Tuesday, May 17, 2011

Why I Don't Want the Government To Have So Much Power

Of the 204 new Obamacare waivers President Barack Obama’s administration approved in April, 38 are for fancy eateries, hip nightclubs and decadent hotels in House Minority Leader Nancy Pelosi’s Northern California district.

That’s in addition to the 27 new waivers for health care or drug companies and the 31 new union waivers Obama’s Department of Health and Human Services approved.

Pelosi’s district secured almost 20 percent of the latest issuance of waivers nationwide, and the companies that won them didn’t have much in common with companies throughout the rest of the country that have received Obamacare waivers.

Other common waiver recipients were labor union chapters, large corporations, financial firms and local governments. But Pelosi’s district’s waivers are the first major examples of luxurious, gourmet restaurants and hotels getting a year-long pass from Obamacare.


Read more: http://dailycaller.com/2011/05/17/nearly-20-percent-of-new-obamacare-waivers-are-gourmet-restaurants-nightclubs-fancy-hotels-in-nancy-pelosi%e2%80%99s-district/#ixzz1Mdpj1Ose

Update, 5/18/11: Gotta love this one!
Monday’s New York Times had another classic entry in the annals of Obamacare. It seems that nursing homes are asking HHS for waivers from Obamacare’s requirement that employers provide health coverage to their workers. Nursing homes, even though they are in the health-care business, often don’t provide insurance to their employees. They can’t afford to. And why is that?

Mark Parkinson, president of the American Health Care Association, the largest trade group for nursing homes, says the problem is that reimbursement rates for Medicaid and Medicare, set by government agencies, do not pay them enough to offer their employees medical coverage. “We do not have much ability to increase prices because we are so dependent on Medicaid and Medicare” for revenue, he said.

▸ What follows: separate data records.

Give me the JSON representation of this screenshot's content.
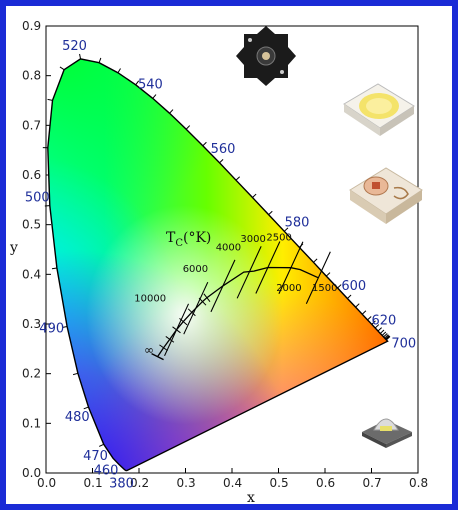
{
  "chart_data": {
    "type": "diagram",
    "xlabel": "x",
    "ylabel": "y",
    "xlim": [
      0.0,
      0.8
    ],
    "ylim": [
      0.0,
      0.9
    ],
    "x_ticks": [
      "0.0",
      "0.1",
      "0.2",
      "0.3",
      "0.4",
      "0.5",
      "0.6",
      "0.7",
      "0.8"
    ],
    "y_ticks": [
      "0.0",
      "0.1",
      "0.2",
      "0.3",
      "0.4",
      "0.5",
      "0.6",
      "0.7",
      "0.8",
      "0.9"
    ],
    "wavelength_labels": [
      {
        "text": "380",
        "x": 0.1741,
        "y": 0.005
      },
      {
        "text": "460",
        "x": 0.144,
        "y": 0.0297
      },
      {
        "text": "470",
        "x": 0.1241,
        "y": 0.0578
      },
      {
        "text": "480",
        "x": 0.0913,
        "y": 0.1327
      },
      {
        "text": "490",
        "x": 0.0454,
        "y": 0.295
      },
      {
        "text": "500",
        "x": 0.0082,
        "y": 0.5384
      },
      {
        "text": "520",
        "x": 0.0743,
        "y": 0.8338
      },
      {
        "text": "540",
        "x": 0.2296,
        "y": 0.7543
      },
      {
        "text": "560",
        "x": 0.3731,
        "y": 0.6245
      },
      {
        "text": "580",
        "x": 0.5125,
        "y": 0.4866
      },
      {
        "text": "600",
        "x": 0.627,
        "y": 0.3725
      },
      {
        "text": "620",
        "x": 0.6915,
        "y": 0.3083
      },
      {
        "text": "700",
        "x": 0.7347,
        "y": 0.2653
      }
    ],
    "locus": [
      [
        0.1741,
        0.005
      ],
      [
        0.1738,
        0.0049
      ],
      [
        0.1736,
        0.0049
      ],
      [
        0.1733,
        0.0048
      ],
      [
        0.1726,
        0.0048
      ],
      [
        0.1714,
        0.0051
      ],
      [
        0.1689,
        0.0069
      ],
      [
        0.1644,
        0.0109
      ],
      [
        0.1566,
        0.0177
      ],
      [
        0.144,
        0.0297
      ],
      [
        0.1241,
        0.0578
      ],
      [
        0.0913,
        0.1327
      ],
      [
        0.0687,
        0.2007
      ],
      [
        0.0454,
        0.295
      ],
      [
        0.0235,
        0.4127
      ],
      [
        0.0082,
        0.5384
      ],
      [
        0.0039,
        0.6548
      ],
      [
        0.0139,
        0.7502
      ],
      [
        0.0389,
        0.812
      ],
      [
        0.0743,
        0.8338
      ],
      [
        0.1142,
        0.8262
      ],
      [
        0.1547,
        0.8059
      ],
      [
        0.1929,
        0.7816
      ],
      [
        0.2296,
        0.7543
      ],
      [
        0.2658,
        0.7243
      ],
      [
        0.3016,
        0.6923
      ],
      [
        0.3373,
        0.6589
      ],
      [
        0.3731,
        0.6245
      ],
      [
        0.4087,
        0.5896
      ],
      [
        0.4441,
        0.5547
      ],
      [
        0.4788,
        0.5202
      ],
      [
        0.5125,
        0.4866
      ],
      [
        0.5448,
        0.4544
      ],
      [
        0.5752,
        0.4242
      ],
      [
        0.6029,
        0.3965
      ],
      [
        0.627,
        0.3725
      ],
      [
        0.6482,
        0.3514
      ],
      [
        0.6658,
        0.334
      ],
      [
        0.6801,
        0.3197
      ],
      [
        0.6915,
        0.3083
      ],
      [
        0.7006,
        0.2993
      ],
      [
        0.7079,
        0.292
      ],
      [
        0.714,
        0.2859
      ],
      [
        0.719,
        0.2809
      ],
      [
        0.723,
        0.277
      ],
      [
        0.726,
        0.274
      ],
      [
        0.7283,
        0.2717
      ],
      [
        0.73,
        0.27
      ],
      [
        0.7311,
        0.2689
      ],
      [
        0.732,
        0.268
      ],
      [
        0.7327,
        0.2673
      ],
      [
        0.7334,
        0.2666
      ],
      [
        0.734,
        0.266
      ],
      [
        0.7344,
        0.2656
      ],
      [
        0.7346,
        0.2654
      ],
      [
        0.7347,
        0.2653
      ]
    ],
    "planckian": {
      "title": "T",
      "title_sub": "C",
      "title_unit": "(°K)",
      "infinity_label": "∞",
      "points": [
        [
          0.2399,
          0.2343
        ],
        [
          0.2528,
          0.2522
        ],
        [
          0.2663,
          0.2691
        ],
        [
          0.2807,
          0.2883
        ],
        [
          0.2952,
          0.3048
        ],
        [
          0.3135,
          0.3236
        ],
        [
          0.3366,
          0.3451
        ],
        [
          0.3461,
          0.3529
        ],
        [
          0.3805,
          0.3768
        ],
        [
          0.4254,
          0.4044
        ],
        [
          0.4474,
          0.4066
        ],
        [
          0.4771,
          0.4137
        ],
        [
          0.5267,
          0.4133
        ],
        [
          0.5469,
          0.4095
        ],
        [
          0.5857,
          0.3931
        ]
      ],
      "isotherms": [
        {
          "label": "10000",
          "x": 0.2807,
          "y": 0.2883,
          "lx": 0.19,
          "ly": 0.345
        },
        {
          "label": "6000",
          "x": 0.3221,
          "y": 0.3318,
          "lx": 0.294,
          "ly": 0.405
        },
        {
          "label": "4000",
          "x": 0.3805,
          "y": 0.3768,
          "lx": 0.365,
          "ly": 0.448
        },
        {
          "label": "3000",
          "x": 0.4369,
          "y": 0.4041,
          "lx": 0.418,
          "ly": 0.465
        },
        {
          "label": "2500",
          "x": 0.4771,
          "y": 0.4137,
          "lx": 0.474,
          "ly": 0.468
        },
        {
          "label": "2000",
          "x": 0.5267,
          "y": 0.4133,
          "lx": 0.495,
          "ly": 0.366
        },
        {
          "label": "1500",
          "x": 0.5857,
          "y": 0.3931,
          "lx": 0.572,
          "ly": 0.366
        }
      ]
    }
  },
  "colors": {
    "border": "#1a2bd6",
    "wavelength_text": "#1f2f9a"
  },
  "icons": [
    "star-mount-led-icon",
    "white-smd-led-icon",
    "amber-smd-led-icon",
    "high-power-led-icon"
  ]
}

Yes, that’s right. They can’t afford to give their own workers health insurance because they are dependent on government-provided health insurance programs for their own revenue, and the arbitrary price controls in those programs don’t allow them to make much of a profit.

Update #2, 5/19/11: Let's double down on the Obamacare waivers:
Don’t like Obamacare? Want your company to get a waiver from it, but they won’t give you one because you don’t have the right connections? Don’t worry, your secret’s safe with Barack. TheDC’s Matthew Boyle reports: “Amidst the news that 38 of the 204 Obamacare waivers approved in April went to posh entertainment venues in House Minority Leader Nancy Pelosi’s district, new questions about the Obama administration’s transparency pledge have arisen. Although the administration has approved more than 1,300 Obamacare waivers and published the recipients’ application information online, it has not made public which companies and other entities have been denied waivers and why they were denied. Obama’s Department of Health and Human Services (HHS) won’t release that information, nor will they publicly release the identities of those still waiting for a decision. HHS won’t even say how many applications are in the queue.” This is the most transparent administration in U.S. history, and everybody knows that when something’s transparent, you can’t even see it. Duh.

This administration is an embarrassment.

Update #3, 5/21/11: The Washington Times doesn't go easy on the president, his administration, or his allies in Congress, either:
I will repeat the same question I’ve been asking since the first health care waiver was granted: If Obamacare is such a great law, why does the White House keep exempting its best friends from it?

4 comments:

Anonymous said...

It's representatives jobs to lobby for their districts.

Darren said...

I disagree. That may be what it's evolved into, but that's not how it was conceived. Representatives were chosen from all over so the national government could get a "diversity" (doncha love how I worked that word in?!) of ideas to consider before resolving the issues of the day.

But hey, if you support pork and political favoritism, and will say so openly--I'd call you brave, but you're kinda anonymous.

Fox Fabrication said...
This comment has been removed by a blog administrator.
Darren said...

Troll sent a link to a Media Matters story that didn't refute what I linked, but rather created its own straw man argument and then tore it down. Sorry, troll, you can post that crap on your own blog.